Title: The Seep
Author: Chana Porter
Publisher: Soho Press
ISBN: 978-1641290869
Genre: LGBT Science Fiction, Absurdist Fiction
Pages: 216
Source: Publisher
Rating: 5/5
The Seep is a book that I can say with utmost guarantee, comes once in a lifetime. Perhaps more than once, but books such as The Seep that engulf you, and evoke emotions and questions, and more than anything else make you a part of another world – one that is very much rooted in yours, or is what we might term an “idyllic existence”.
The Seep is about alien invasion. I wouldn’t want to call it an invasion, but more like an intervention (or that’s what the aliens think). The Seep is the alien entity. The invasion has been coming for years. Trina FastHorse Goldberg-Oneka is a fifty-year-old trans woman whose life is altered unrecognisably by the invasion. The Seep assures people that anything is possible, and it is. You can be who you want to be. Live different lives, and die the way you want to. You can choose, capitalism falls, hierarchies are broken down. Anything is possible, and all for the good of the people.

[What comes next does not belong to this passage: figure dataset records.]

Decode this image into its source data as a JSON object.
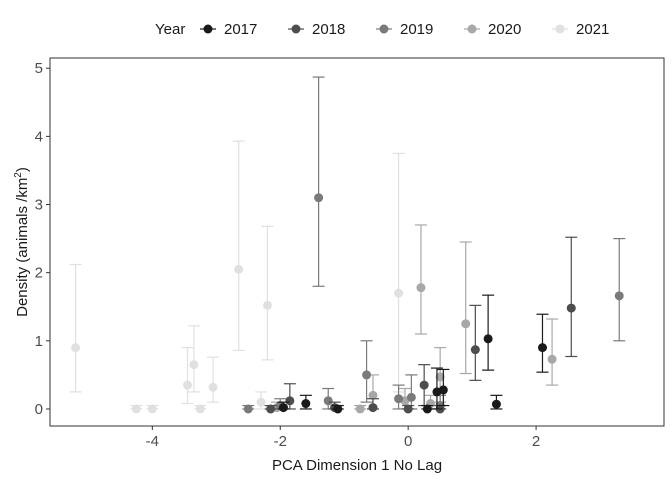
{
  "chart_data": {
    "type": "scatter",
    "subtype": "point-with-error-bars",
    "xlabel": "PCA Dimension 1 No Lag",
    "ylabel_main": "Density (animals /km",
    "ylabel_sup": "2",
    "ylabel_tail": ")",
    "xlim": [
      -5.6,
      4.0
    ],
    "ylim": [
      -0.25,
      5.15
    ],
    "xticks": [
      -4,
      -2,
      0,
      2
    ],
    "xtick_labels": [
      "-4",
      "-2",
      "0",
      "2"
    ],
    "yticks": [
      0,
      1,
      2,
      3,
      4,
      5
    ],
    "ytick_labels": [
      "0",
      "1",
      "2",
      "3",
      "4",
      "5"
    ],
    "grid": false,
    "legend": {
      "title": "Year",
      "placement": "top",
      "entries": [
        "2017",
        "2018",
        "2019",
        "2020",
        "2021"
      ]
    },
    "colors": {
      "2017": "#1a1a1a",
      "2018": "#4d4d4d",
      "2019": "#7a7a7a",
      "2020": "#a8a8a8",
      "2021": "#e0e0e0"
    },
    "series": [
      {
        "name": "2017",
        "points": [
          {
            "x": -1.95,
            "y": 0.02,
            "lo": 0.0,
            "hi": 0.1
          },
          {
            "x": -1.6,
            "y": 0.08,
            "lo": 0.0,
            "hi": 0.2
          },
          {
            "x": -1.1,
            "y": 0.0,
            "lo": 0.0,
            "hi": 0.05
          },
          {
            "x": 0.3,
            "y": 0.0,
            "lo": 0.0,
            "hi": 0.05
          },
          {
            "x": 0.45,
            "y": 0.25,
            "lo": 0.0,
            "hi": 0.6
          },
          {
            "x": 0.55,
            "y": 0.28,
            "lo": 0.05,
            "hi": 0.58
          },
          {
            "x": 1.25,
            "y": 1.03,
            "lo": 0.57,
            "hi": 1.67
          },
          {
            "x": 1.38,
            "y": 0.07,
            "lo": 0.0,
            "hi": 0.2
          },
          {
            "x": 2.1,
            "y": 0.9,
            "lo": 0.54,
            "hi": 1.39
          }
        ]
      },
      {
        "name": "2018",
        "points": [
          {
            "x": -2.15,
            "y": 0.0,
            "lo": 0.0,
            "hi": 0.05
          },
          {
            "x": -1.85,
            "y": 0.12,
            "lo": 0.0,
            "hi": 0.37
          },
          {
            "x": -1.15,
            "y": 0.02,
            "lo": 0.0,
            "hi": 0.1
          },
          {
            "x": -0.55,
            "y": 0.02,
            "lo": 0.0,
            "hi": 0.15
          },
          {
            "x": 0.0,
            "y": 0.0,
            "lo": 0.0,
            "hi": 0.05
          },
          {
            "x": 0.25,
            "y": 0.35,
            "lo": 0.05,
            "hi": 0.65
          },
          {
            "x": 0.5,
            "y": 0.0,
            "lo": 0.0,
            "hi": 0.05
          },
          {
            "x": 1.05,
            "y": 0.87,
            "lo": 0.42,
            "hi": 1.52
          },
          {
            "x": 2.55,
            "y": 1.48,
            "lo": 0.77,
            "hi": 2.52
          }
        ]
      },
      {
        "name": "2019",
        "points": [
          {
            "x": -2.5,
            "y": 0.0,
            "lo": 0.0,
            "hi": 0.05
          },
          {
            "x": -2.0,
            "y": 0.05,
            "lo": 0.0,
            "hi": 0.15
          },
          {
            "x": -1.4,
            "y": 3.1,
            "lo": 1.8,
            "hi": 4.87
          },
          {
            "x": -1.25,
            "y": 0.12,
            "lo": 0.0,
            "hi": 0.3
          },
          {
            "x": -0.65,
            "y": 0.5,
            "lo": 0.1,
            "hi": 1.0
          },
          {
            "x": -0.15,
            "y": 0.15,
            "lo": 0.0,
            "hi": 0.35
          },
          {
            "x": 0.05,
            "y": 0.17,
            "lo": 0.0,
            "hi": 0.5
          },
          {
            "x": 0.5,
            "y": 0.05,
            "lo": 0.0,
            "hi": 0.2
          },
          {
            "x": 3.3,
            "y": 1.66,
            "lo": 1.0,
            "hi": 2.5
          }
        ]
      },
      {
        "name": "2020",
        "points": [
          {
            "x": -2.05,
            "y": 0.02,
            "lo": 0.0,
            "hi": 0.1
          },
          {
            "x": -0.75,
            "y": 0.0,
            "lo": 0.0,
            "hi": 0.05
          },
          {
            "x": -0.55,
            "y": 0.2,
            "lo": 0.0,
            "hi": 0.5
          },
          {
            "x": -0.05,
            "y": 0.12,
            "lo": 0.0,
            "hi": 0.3
          },
          {
            "x": 0.2,
            "y": 1.78,
            "lo": 1.1,
            "hi": 2.7
          },
          {
            "x": 0.35,
            "y": 0.08,
            "lo": 0.0,
            "hi": 0.2
          },
          {
            "x": 0.5,
            "y": 0.47,
            "lo": 0.1,
            "hi": 0.9
          },
          {
            "x": 0.9,
            "y": 1.25,
            "lo": 0.52,
            "hi": 2.45
          },
          {
            "x": 2.25,
            "y": 0.73,
            "lo": 0.35,
            "hi": 1.32
          }
        ]
      },
      {
        "name": "2021",
        "points": [
          {
            "x": -5.2,
            "y": 0.9,
            "lo": 0.25,
            "hi": 2.12
          },
          {
            "x": -4.25,
            "y": 0.0,
            "lo": 0.0,
            "hi": 0.05
          },
          {
            "x": -4.0,
            "y": 0.0,
            "lo": 0.0,
            "hi": 0.05
          },
          {
            "x": -3.45,
            "y": 0.35,
            "lo": 0.08,
            "hi": 0.9
          },
          {
            "x": -3.35,
            "y": 0.65,
            "lo": 0.25,
            "hi": 1.22
          },
          {
            "x": -3.25,
            "y": 0.0,
            "lo": 0.0,
            "hi": 0.05
          },
          {
            "x": -3.05,
            "y": 0.32,
            "lo": 0.1,
            "hi": 0.76
          },
          {
            "x": -2.65,
            "y": 2.05,
            "lo": 0.86,
            "hi": 3.93
          },
          {
            "x": -2.3,
            "y": 0.1,
            "lo": 0.0,
            "hi": 0.25
          },
          {
            "x": -2.2,
            "y": 1.52,
            "lo": 0.72,
            "hi": 2.68
          },
          {
            "x": -0.75,
            "y": 0.0,
            "lo": 0.0,
            "hi": 0.05
          },
          {
            "x": -0.15,
            "y": 1.7,
            "lo": 0.25,
            "hi": 3.75
          }
        ]
      }
    ]
  }
}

Trina and her wife, Deeba, live a peaceful life, till Deeba decides to be reborn as a baby. She moves on to live that life, leaving Trina devastated beyond words. In all of this Trina meets a lost boy and takes it on her to save him from The Seep (why the saving is needed is only clear when you read the book).

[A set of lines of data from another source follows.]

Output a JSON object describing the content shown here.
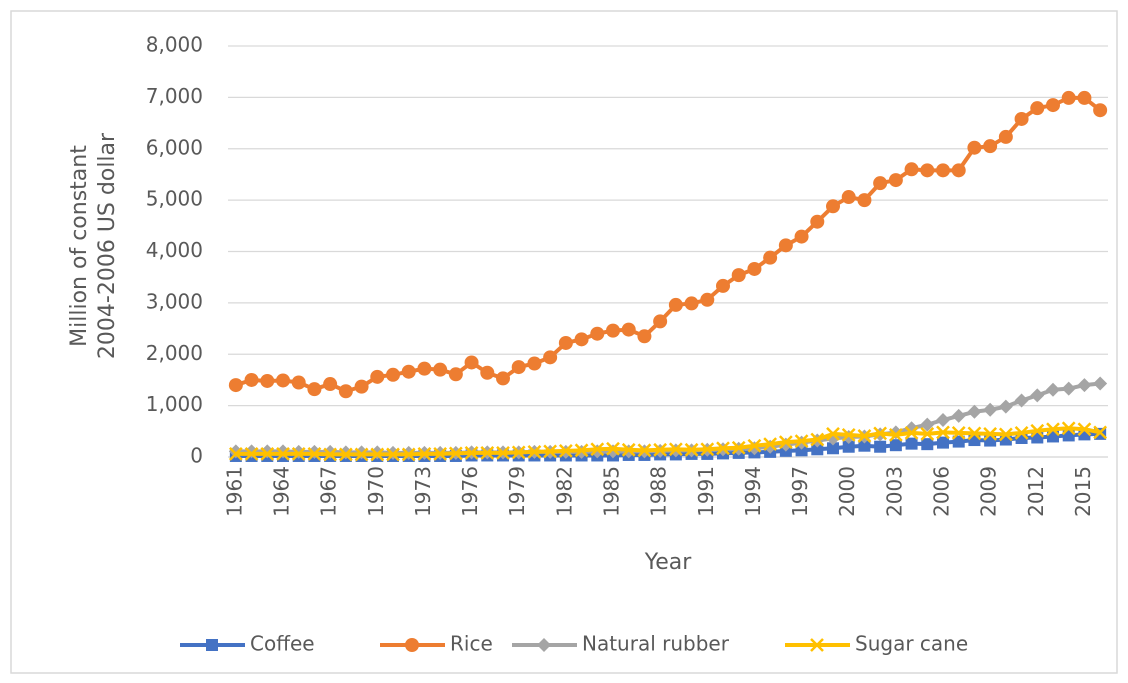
{
  "chart_data": {
    "type": "line",
    "ylabel": [
      "Million of constant",
      "2004-2006 US dollar"
    ],
    "xlabel": "Year",
    "categories": [
      "1961",
      null,
      null,
      "1964",
      null,
      null,
      "1967",
      null,
      null,
      "1970",
      null,
      null,
      "1973",
      null,
      null,
      "1976",
      null,
      null,
      "1979",
      null,
      null,
      "1982",
      null,
      null,
      "1985",
      null,
      null,
      "1988",
      null,
      null,
      "1991",
      null,
      null,
      "1994",
      null,
      null,
      "1997",
      null,
      null,
      "2000",
      null,
      null,
      "2003",
      null,
      null,
      "2006",
      null,
      null,
      "2009",
      null,
      null,
      "2012",
      null,
      null,
      "2015",
      null
    ],
    "series": [
      {
        "name": "Coffee",
        "color": "#4472c4",
        "marker": "square",
        "values": [
          20,
          20,
          20,
          20,
          20,
          20,
          20,
          20,
          20,
          20,
          20,
          20,
          20,
          20,
          20,
          30,
          30,
          30,
          30,
          30,
          30,
          30,
          30,
          30,
          30,
          40,
          40,
          50,
          50,
          60,
          60,
          70,
          80,
          90,
          100,
          120,
          130,
          150,
          170,
          200,
          220,
          200,
          230,
          260,
          250,
          280,
          300,
          330,
          320,
          340,
          370,
          380,
          400,
          420,
          440,
          450
        ]
      },
      {
        "name": "Rice",
        "color": "#ed7d31",
        "marker": "circle",
        "values": [
          1400,
          1500,
          1480,
          1490,
          1450,
          1320,
          1420,
          1280,
          1370,
          1560,
          1600,
          1660,
          1720,
          1700,
          1610,
          1840,
          1640,
          1530,
          1750,
          1820,
          1940,
          2220,
          2290,
          2400,
          2460,
          2480,
          2350,
          2640,
          2960,
          2990,
          3060,
          3330,
          3540,
          3660,
          3880,
          4120,
          4290,
          4580,
          4880,
          5060,
          5000,
          5330,
          5390,
          5600,
          5580,
          5580,
          5580,
          6020,
          6050,
          6230,
          6580,
          6790,
          6850,
          6990,
          6990,
          6750
        ]
      },
      {
        "name": "Natural rubber",
        "color": "#a5a5a5",
        "marker": "diamond",
        "values": [
          110,
          110,
          110,
          110,
          100,
          100,
          100,
          90,
          90,
          90,
          80,
          80,
          80,
          80,
          80,
          90,
          90,
          90,
          90,
          100,
          100,
          100,
          100,
          110,
          110,
          110,
          110,
          120,
          130,
          130,
          140,
          150,
          160,
          170,
          200,
          240,
          280,
          320,
          360,
          390,
          400,
          440,
          480,
          560,
          630,
          720,
          800,
          880,
          920,
          980,
          1100,
          1200,
          1310,
          1330,
          1400,
          1430
        ]
      },
      {
        "name": "Sugar cane",
        "color": "#ffc000",
        "marker": "x",
        "values": [
          60,
          60,
          60,
          60,
          60,
          60,
          50,
          50,
          50,
          50,
          50,
          50,
          60,
          60,
          70,
          80,
          80,
          80,
          90,
          100,
          110,
          120,
          130,
          150,
          160,
          140,
          130,
          140,
          150,
          140,
          150,
          170,
          180,
          220,
          250,
          290,
          310,
          340,
          450,
          430,
          410,
          460,
          430,
          470,
          450,
          480,
          470,
          460,
          450,
          440,
          470,
          510,
          540,
          560,
          540,
          480
        ]
      }
    ],
    "ylim": [
      0,
      8000
    ],
    "yticks": [
      0,
      {
        "value": 1000,
        "label": "1,000"
      },
      {
        "value": 2000,
        "label": "2,000"
      },
      {
        "value": 3000,
        "label": "3,000"
      },
      {
        "value": 4000,
        "label": "4,000"
      },
      {
        "value": 5000,
        "label": "5,000"
      },
      {
        "value": 6000,
        "label": "6,000"
      },
      {
        "value": 7000,
        "label": "7,000"
      },
      {
        "value": 8000,
        "label": "8,000"
      }
    ],
    "grid": true,
    "legend": "bottom"
  }
}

The Seep could also be an allegory of our times. It could also be an entity who lures, and alters you beyond belief. Trina’s story is also that of a heartbreak, of loss, of loss in times that you do not fathom, and more than anything else when the world around you is constantly changing.
Porter’s writing makes you think of all the changes, and our reactions to them – individually and collectively. It made me see what makes us human (of course not in totality, but to some extent). Also, might I add that you need not be a fan of science fiction to enjoy and love this book. The story is absurd for sure, but works on a lot of levels. There are great and large themes explored in the book and that’s what makes it literary. Also, major props to the cover design by Michael Morris – it is beguiling and will most certainly make you want to read this cracker of a book.
The Seep to me is a book for our times. Read it.